Re-opened since this is blocked by bug 144272

(In reply to comment #24) > This caused a reproducible crash on > http/tests/appcache/access-via-redirect.php with GuardMalloc. Will roll out. Thanks for checking this and the roll out. Is there a way to discover these type of issues through build.webkit.org? > Thread 0 Crashed:: Dispatch queue: com.apple.main-thread > 0 libsystem_platform.dylib 0x00007fff89c6b9b3 > _platform_memmove$VARIANT$Nehalem + 243 > 1 com.apple.WebCore 0x000000010ce8e2c5 > WebCore::TextResourceDecoder::checkForHeadCharset(char const*, unsigned > long, bool&) + 117 This should be cleared by bug 144321 patch. If correct, the current patch could be cq+ once bug 144321 is fixed. Bug seems to be located in SharedBuffer::copy. I do not know why this bug did not show up before.

> Is there a way to discover these type of issues through build.webkit.org? We don't have any GuardMalloc bots on webkit.org currently.
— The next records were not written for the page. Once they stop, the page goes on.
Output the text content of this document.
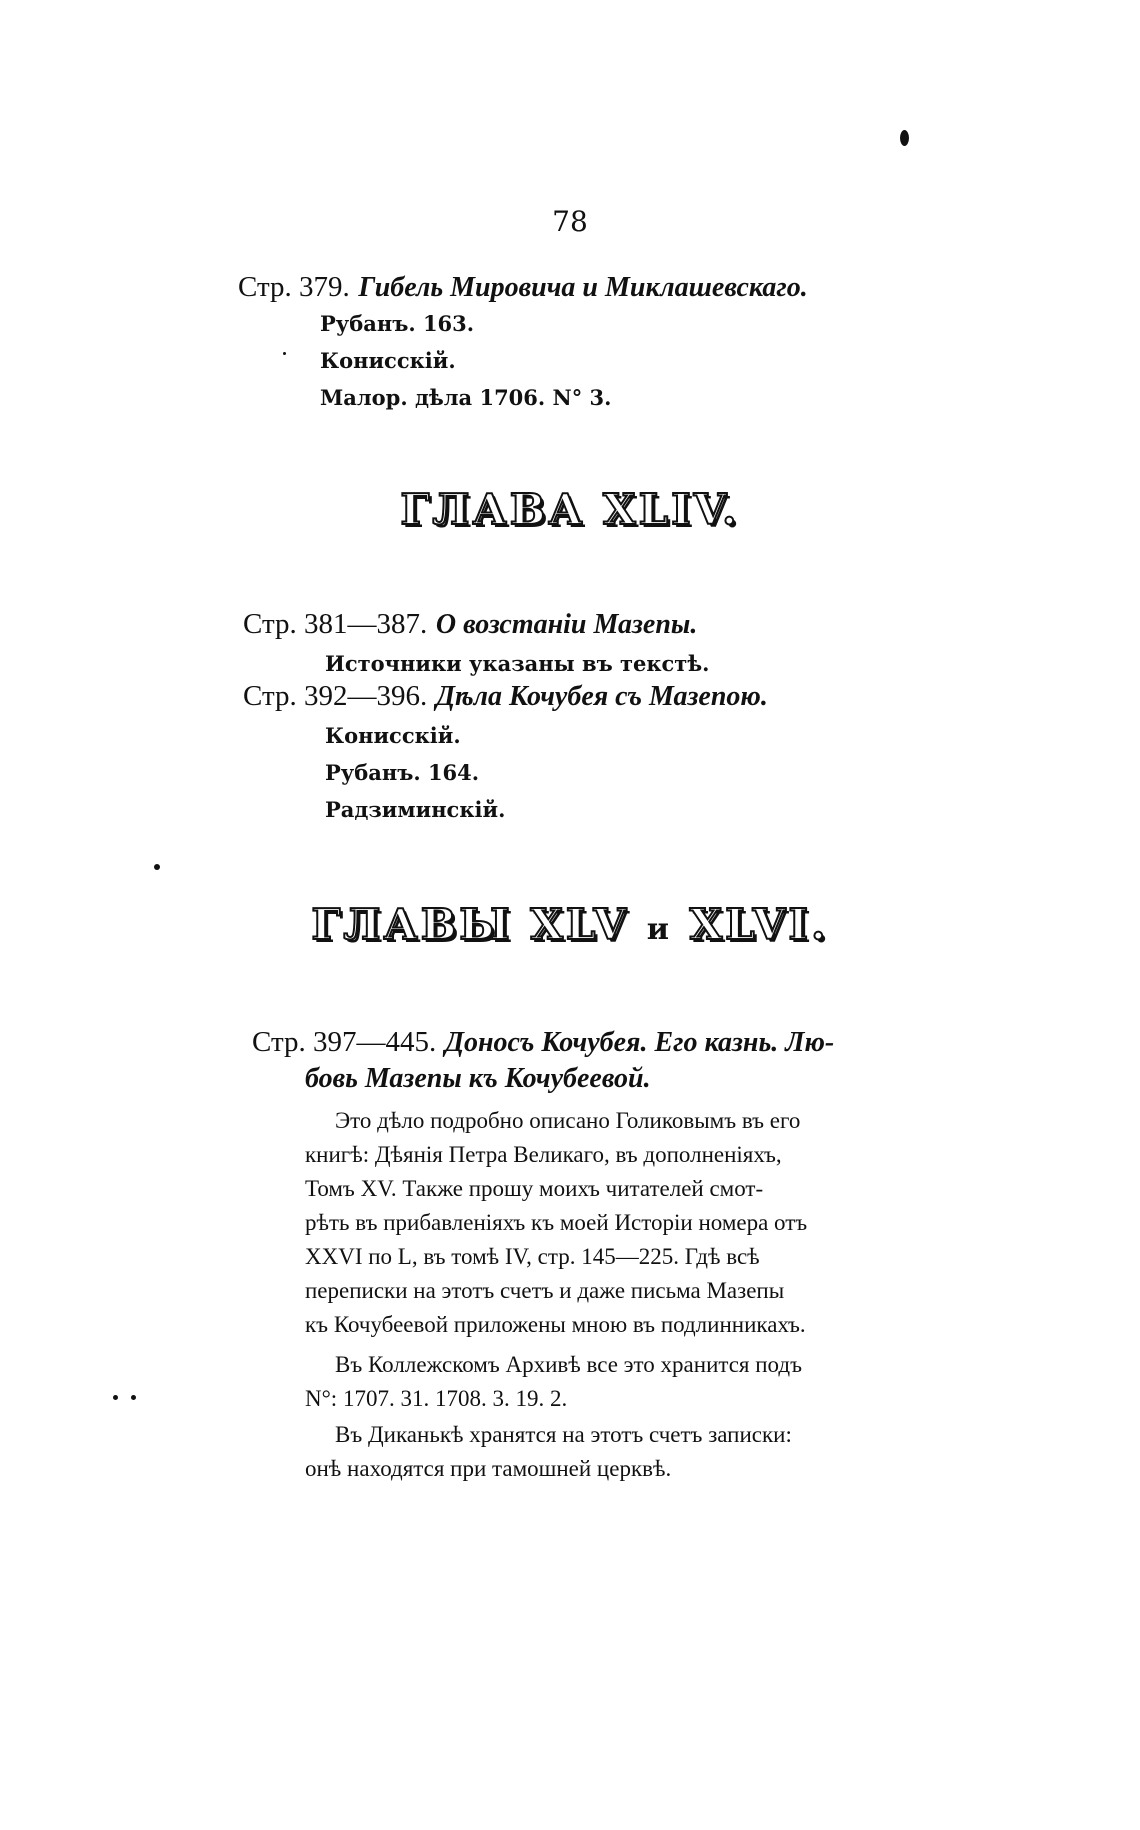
78
Стр. 379. Гибель Мировича и Миклашевскаго.
Рубанъ. 163.
Конисскій.
Малор. дѣла 1706. N° 3.
ГЛАВА XLIV.
Стр. 381—387. О возстаніи Мазепы.
Источники указаны въ текстѣ.
Стр. 392—396. Дѣла Кочубея съ Мазепою.
Конисскій.
Рубанъ. 164.
Радзиминскій.
ГЛАВЫ XLV и XLVI.
Стр. 397—445. Доносъ Кочубея. Его казнь. Лю-
бовь Мазепы къ Кочубеевой.
Это дѣло подробно описано Голиковымъ въ его
книгѣ: Дѣянія Петра Великаго, въ дополненіяхъ,
Томъ XV. Также прошу моихъ читателей смот-
рѣть въ прибавленіяхъ къ моей Исторіи номера отъ
XXVI по L, въ томѣ IV, стр. 145—225. Гдѣ всѣ
переписки на этотъ счетъ и даже письма Мазепы
къ Кочубеевой приложены мною въ подлинникахъ.
Въ Коллежскомъ Архивѣ все это хранится подъ
N°: 1707. 31. 1708. 3. 19. 2.
Въ Диканькѣ хранятся на этотъ счетъ записки:
онѣ находятся при тамошней церквѣ.
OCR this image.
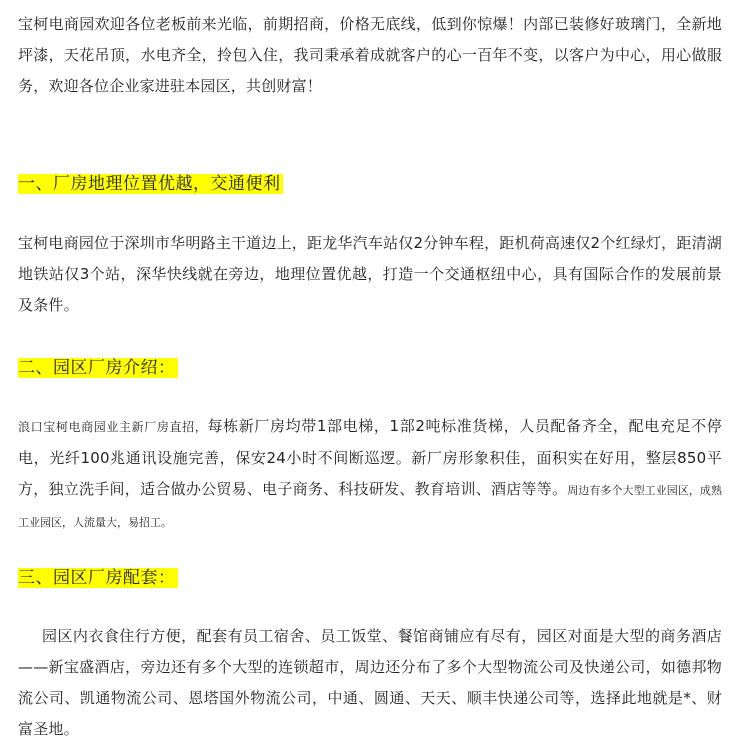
宝柯电商园欢迎各位老板前来光临，前期招商，价格无底线，低到你惊爆！内部已装修好玻璃门，全新地坪漆，天花吊顶，水电齐全，拎包入住，我司秉承着成就客户的心一百年不变，以客户为中心，用心做服务，欢迎各位企业家进驻本园区，共创财富！

一、厂房地理位置优越，交通便利

宝柯电商园位于深圳市华明路主干道边上，距龙华汽车站仅2分钟车程，距机荷高速仅2个红绿灯，距清湖地铁站仅3个站，深华快线就在旁边，地理位置优越，打造一个交通枢纽中心，具有国际合作的发展前景及条件。

二、园区厂房介绍：

浪口宝柯电商园业主新厂房直招，每栋新厂房均带1部电梯，1部2吨标准货梯，人员配备齐全，配电充足不停电，光纤100兆通讯设施完善，保安24小时不间断巡逻。新厂房形象积佳，面积实在好用，整层850平方，独立洗手间，适合做办公贸易、电子商务、科技研发、教育培训、酒店等等。周边有多个大型工业园区，成熟工业园区，人流量大，易招工。

三、园区厂房配套：

园区内衣食住行方便，配套有员工宿舍、员工饭堂、餐馆商铺应有尽有，园区对面是大型的商务酒店——新宝盛酒店，旁边还有多个大型的连锁超市，周边还分布了多个大型物流公司及快递公司，如德邦物流公司、凯通物流公司、恩塔国外物流公司，中通、圆通、天天、顺丰快递公司等，选择此地就是*、财富圣地。
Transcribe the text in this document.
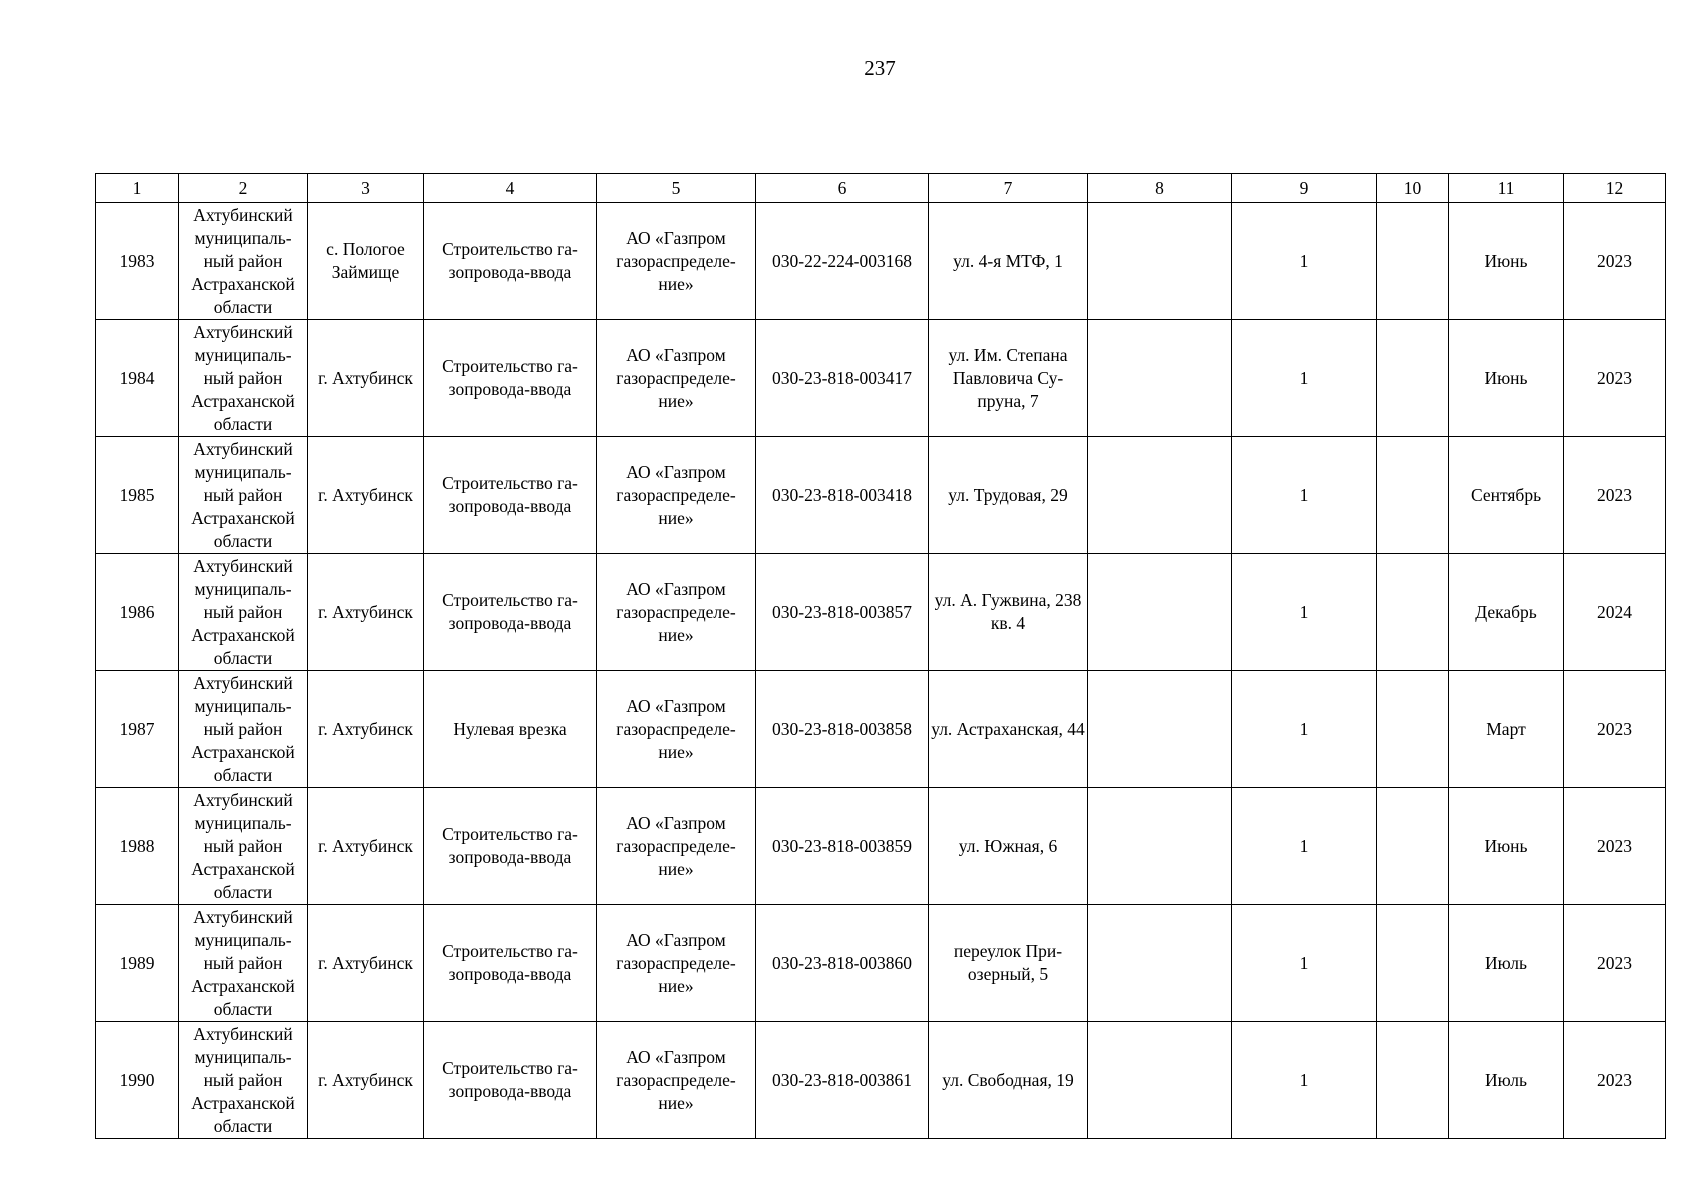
237
1	2	3	4	5	6	7	8	9	10	11	12
1983	Ахтубинский муниципаль-ный район Астраханской области	с. Пологое Займище	Строительство га-зопровода-ввода	АО «Газпром газораспределе-ние»	030-22-224-003168	ул. 4-я МТФ, 1		1		Июнь	2023
1984	Ахтубинский муниципаль-ный район Астраханской области	г. Ахтубинск	Строительство га-зопровода-ввода	АО «Газпром газораспределе-ние»	030-23-818-003417	ул. Им. Степана Павловича Су-пруна, 7		1		Июнь	2023
1985	Ахтубинский муниципаль-ный район Астраханской области	г. Ахтубинск	Строительство га-зопровода-ввода	АО «Газпром газораспределе-ние»	030-23-818-003418	ул. Трудовая, 29		1		Сентябрь	2023
1986	Ахтубинский муниципаль-ный район Астраханской области	г. Ахтубинск	Строительство га-зопровода-ввода	АО «Газпром газораспределе-ние»	030-23-818-003857	ул. А. Гужвина, 238 кв. 4		1		Декабрь	2024
1987	Ахтубинский муниципаль-ный район Астраханской области	г. Ахтубинск	Нулевая врезка	АО «Газпром газораспределе-ние»	030-23-818-003858	ул. Астраханская, 44		1		Март	2023
1988	Ахтубинский муниципаль-ный район Астраханской области	г. Ахтубинск	Строительство га-зопровода-ввода	АО «Газпром газораспределе-ние»	030-23-818-003859	ул. Южная, 6		1		Июнь	2023
1989	Ахтубинский муниципаль-ный район Астраханской области	г. Ахтубинск	Строительство га-зопровода-ввода	АО «Газпром газораспределе-ние»	030-23-818-003860	переулок При-озерный, 5		1		Июль	2023
1990	Ахтубинский муниципаль-ный район Астраханской области	г. Ахтубинск	Строительство га-зопровода-ввода	АО «Газпром газораспределе-ние»	030-23-818-003861	ул. Свободная, 19		1		Июль	2023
One can test with GuardMalloc locally, using -g option, although I wouldn't recommend that for every patch - it's usually more efficient to roll out and to fix issues after the fact than to perform super thorough testing locally.

Comment on attachment 251732 [details] Patch for landing Clearing flags on attachment: 251732 Committed r183537: <http://trac.webkit.org/changeset/183537>

All reviewed patches have been landed. Closing bug.